Prof. Dr. Edward Said'in ölümü üzerine açıklama yapan BM Genel Sekreteri Kofi Annan, Edward Said'in ölümünden büyük üzüntü duyduğunu belirtti. Annan açıklamasında, Said'in İslam dünyasını Batı'ya ve Batı'yı İslam dünyasına açıklamakta çok şey yaptığını ifade etti. Lübnan Kültür Bakanı Gazi Aridi, Said'in ölümünün "özelde Filistin genelde Arap dünyası için büyük bir kayıp" olduğunu vurguladı. Aridi, Said'in Araplar'ın ve Filistin'in konumunu akılcı, bilimsel ve esnek bir biçimde sunan entelektüel bir yetenek olduğunu belirtti. Filistinli milletvekili Hanan Aşravi de, Said'in entelektüel ve cesur kişiliğinin altını çizdi. Dünyaca ünlü Suudi yazar ve düşünür Türki El Hamad ise, "Biz Araplar entelektüel düşünce alanında çok zengin değiliz.

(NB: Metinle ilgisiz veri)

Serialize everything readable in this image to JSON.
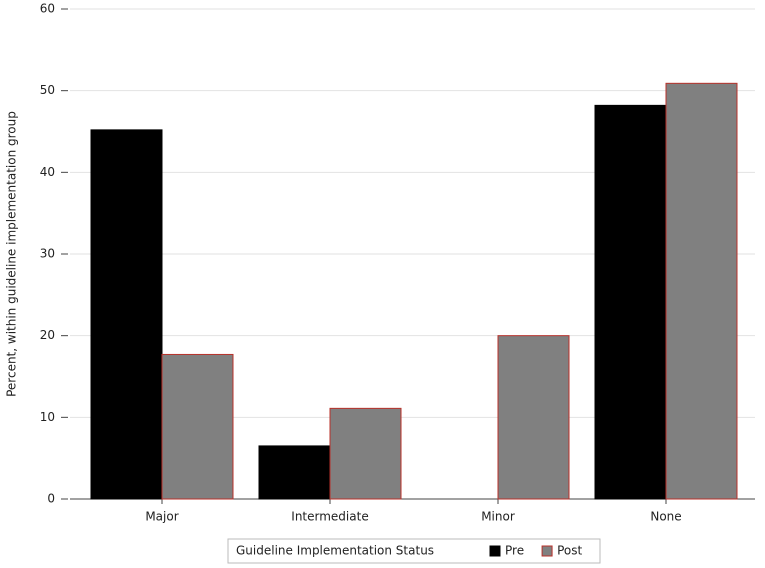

Said'in gidişi entelektüel hayatımızda dev bir delik açıyor" diyerek Said'in düşünce hayatında doldurulamacak bir boşluk bırakarak aramızdan ayrıldığını belirtti.

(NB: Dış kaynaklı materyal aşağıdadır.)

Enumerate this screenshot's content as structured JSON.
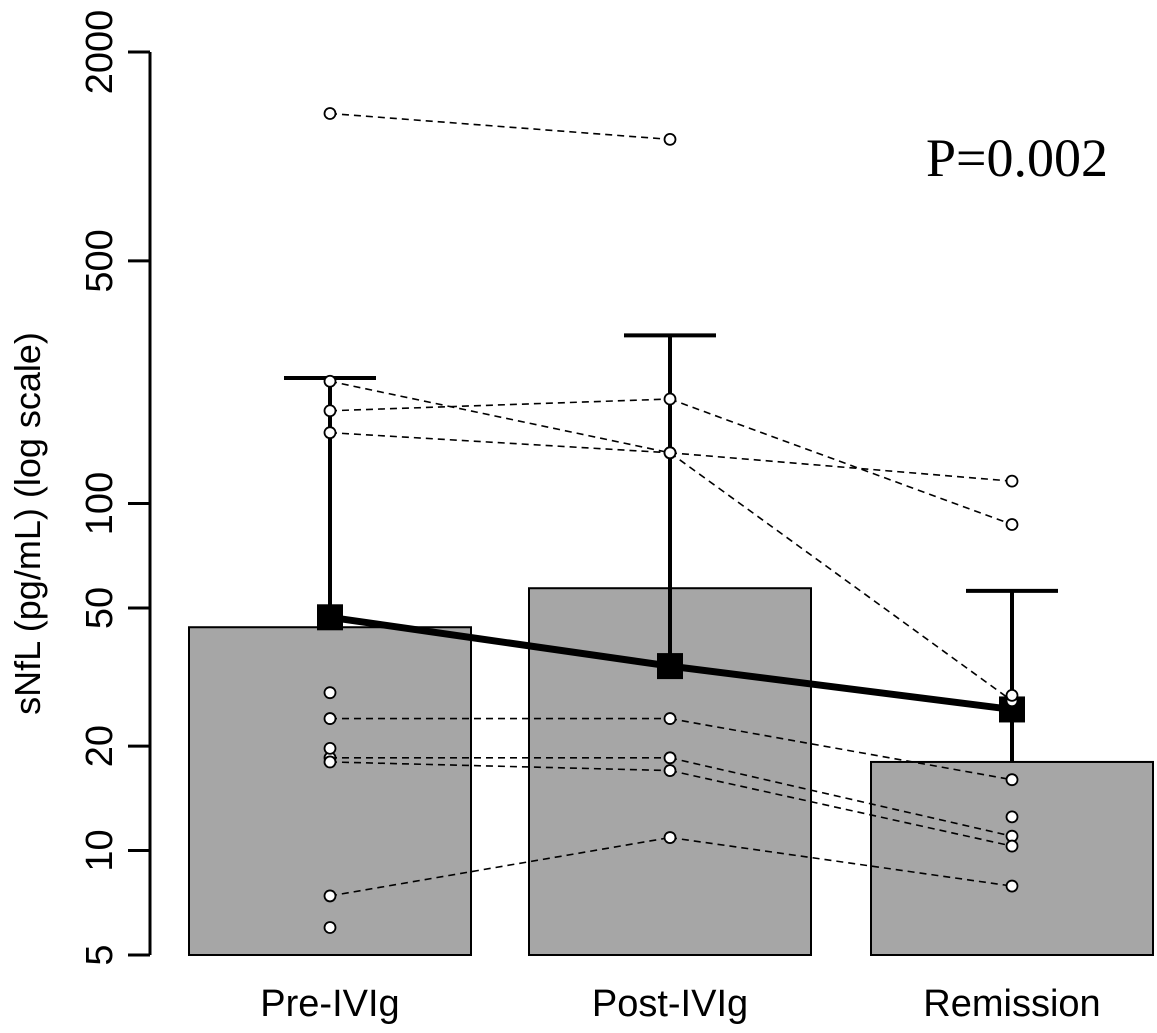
{
  "chart_data": {
    "type": "bar",
    "ylabel": "sNfL (pg/mL) (log scale)",
    "yscale": "log",
    "ylim": [
      5,
      2000
    ],
    "yticks": [
      5,
      10,
      20,
      50,
      100,
      500,
      2000
    ],
    "ytick_labels": [
      "5",
      "10",
      "20",
      "50",
      "100",
      "500",
      "2000"
    ],
    "categories": [
      "Pre-IVIg",
      "Post-IVIg",
      "Remission"
    ],
    "bars": {
      "values": [
        44,
        57,
        18
      ],
      "color": "#a6a6a6",
      "error_upper": [
        230,
        305,
        56
      ]
    },
    "mean_line": {
      "values": [
        47,
        34,
        25.5
      ],
      "color": "#000000"
    },
    "paired_series": [
      {
        "values": [
          1330,
          1120,
          null
        ]
      },
      {
        "values": [
          225,
          140,
          27
        ]
      },
      {
        "values": [
          185,
          200,
          87
        ]
      },
      {
        "values": [
          160,
          140,
          116
        ]
      },
      {
        "values": [
          24,
          24,
          16
        ]
      },
      {
        "values": [
          18.5,
          18.5,
          11
        ]
      },
      {
        "values": [
          18,
          17,
          10.3
        ]
      },
      {
        "values": [
          7.4,
          10.9,
          7.9
        ]
      }
    ],
    "unpaired_points": [
      {
        "category": "Pre-IVIg",
        "values": [
          28.5,
          19.7,
          6
        ]
      },
      {
        "category": "Remission",
        "values": [
          12.5,
          28
        ]
      }
    ],
    "annotations": [
      {
        "text": "P=0.002",
        "position": "top-right"
      }
    ],
    "grid": false,
    "legend": "none"
  }
}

Biz de Said'in anısı önünde saygıyla eğiliyoruz...
Edward W. Said Kimdir?
Edward Said, 1935 yılında varlıklı bir Hristiyan ailenin çocuğu olarak Kudüs'te dünyaya gelir. Aslen Filistinli olan Said, 1948 yılında Filistin'in İsrail tarafından işgali üzerine ailesiyle birlikte göçmen olarak Mısır'a yerleşir ve eğitimine Kahire'deki okullarda başlar. 1951'de Mısır'daki okuldan haylazlık nedeniyle disiplin cezası alarak uzaklaştırılınca, babası tarafından eğitimini sürdürmek üzere Amerika'ya gönderilir. Amerika'nın en önemli liselerinden birisinde okuyan Said, Princeton Üniversitesi'nde lisans eğitimi, Harvard Üniversitesi'nde ise yüksek lisans eğitimini tamamlar ve 1963 yılında New York'da Columbia Üniversitesinde ders vermeye başlar.

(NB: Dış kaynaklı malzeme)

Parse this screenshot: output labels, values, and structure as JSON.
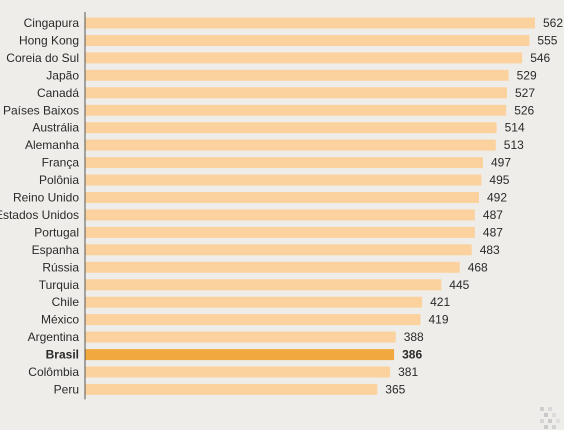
{
  "chart_data": {
    "type": "bar",
    "orientation": "horizontal",
    "title": "",
    "xlabel": "",
    "ylabel": "",
    "grid": false,
    "legend": "none",
    "categories": [
      "Cingapura",
      "Hong Kong",
      "Coreia do Sul",
      "Japão",
      "Canadá",
      "Países Baixos",
      "Austrália",
      "Alemanha",
      "França",
      "Polônia",
      "Reino Unido",
      "Estados Unidos",
      "Portugal",
      "Espanha",
      "Rússia",
      "Turquia",
      "Chile",
      "México",
      "Argentina",
      "Brasil",
      "Colômbia",
      "Peru"
    ],
    "values": [
      562,
      555,
      546,
      529,
      527,
      526,
      514,
      513,
      497,
      495,
      492,
      487,
      487,
      483,
      468,
      445,
      421,
      419,
      388,
      386,
      381,
      365
    ],
    "highlight": "Brasil",
    "colors": {
      "bar": "#fbd29d",
      "bar_highlight": "#f1a83f",
      "axis": "#555555",
      "background": "#eeedea"
    }
  }
}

1967 yılındaki Arap-İsrail Savaşı ile çakışan üniversitedeki politik hareketlilik, Said'in 'Filistin milliyetçiliği' hareketine katılmasına kadar varır. Yahudi karşıtı olduğu gerekçesiyle ABD'de eleştirilen Said, 1972 yılında Beyrut'ta Arap edebiyatı konusunda çalışır ve 70'lerin sonlarında Enver Sedat ve Yaser Arafat tarafından barış görüşmelerine Filistin temsilcisi olarak atanır. Sürgünde Filistin Parlamentosu'nda 14 yıl görev yapan Said, 1980'lerin sonunda FKÖ lideri Yaser Arafat'la görüş ayrılığına düşerek barış görüşmelerinde görev almayı reddettiğinde, barış karşıtı olmakla itham edilir. 1985'de İsrail Savunma Gücü tarafından "Nazi" olmakla da suçlanan Said, çeşitli tehditler alır.
İngilizce ve Arapça dışında Fransızca bilen Said, vefatından önce Columbia Üniversitesi'nde kurulan Modern Diller Kurumu'nun başında bulunmaktaydı.
Amatör bir müzisyen olan ve 1986'dan beri The Nation dergisinde müzik hakkında düzenli olarak yazan Said'in bu konudaki yazıları, Musical Elaborations (1990) adlı kitabında toplanmıştır.
Edward W. Said'in Türkçe'ye çevrilen eserleri:
Oryantalizm (Boğaziçi, Pınar ve Metis), Filistin'in Sorunu (Pınar), Haberlerin Ağında İslam (Pınar), Kültür ve Emperyalizm (Hil), Kış Ruhu (Metis), Entelektüel, Sürgün, Marjinal, Yabancı (Ayrıntı)
Hazırlayan: Mehmet Kaman
Filistin direnişinin; yoksulların, yok sayılanların ve güçsüzlerin efsanevi savunucusu; felsefeci, düşünür, eleştirmen, yazar, entelektüel... Edward Said, 68 yaşında hayatını kaybetti.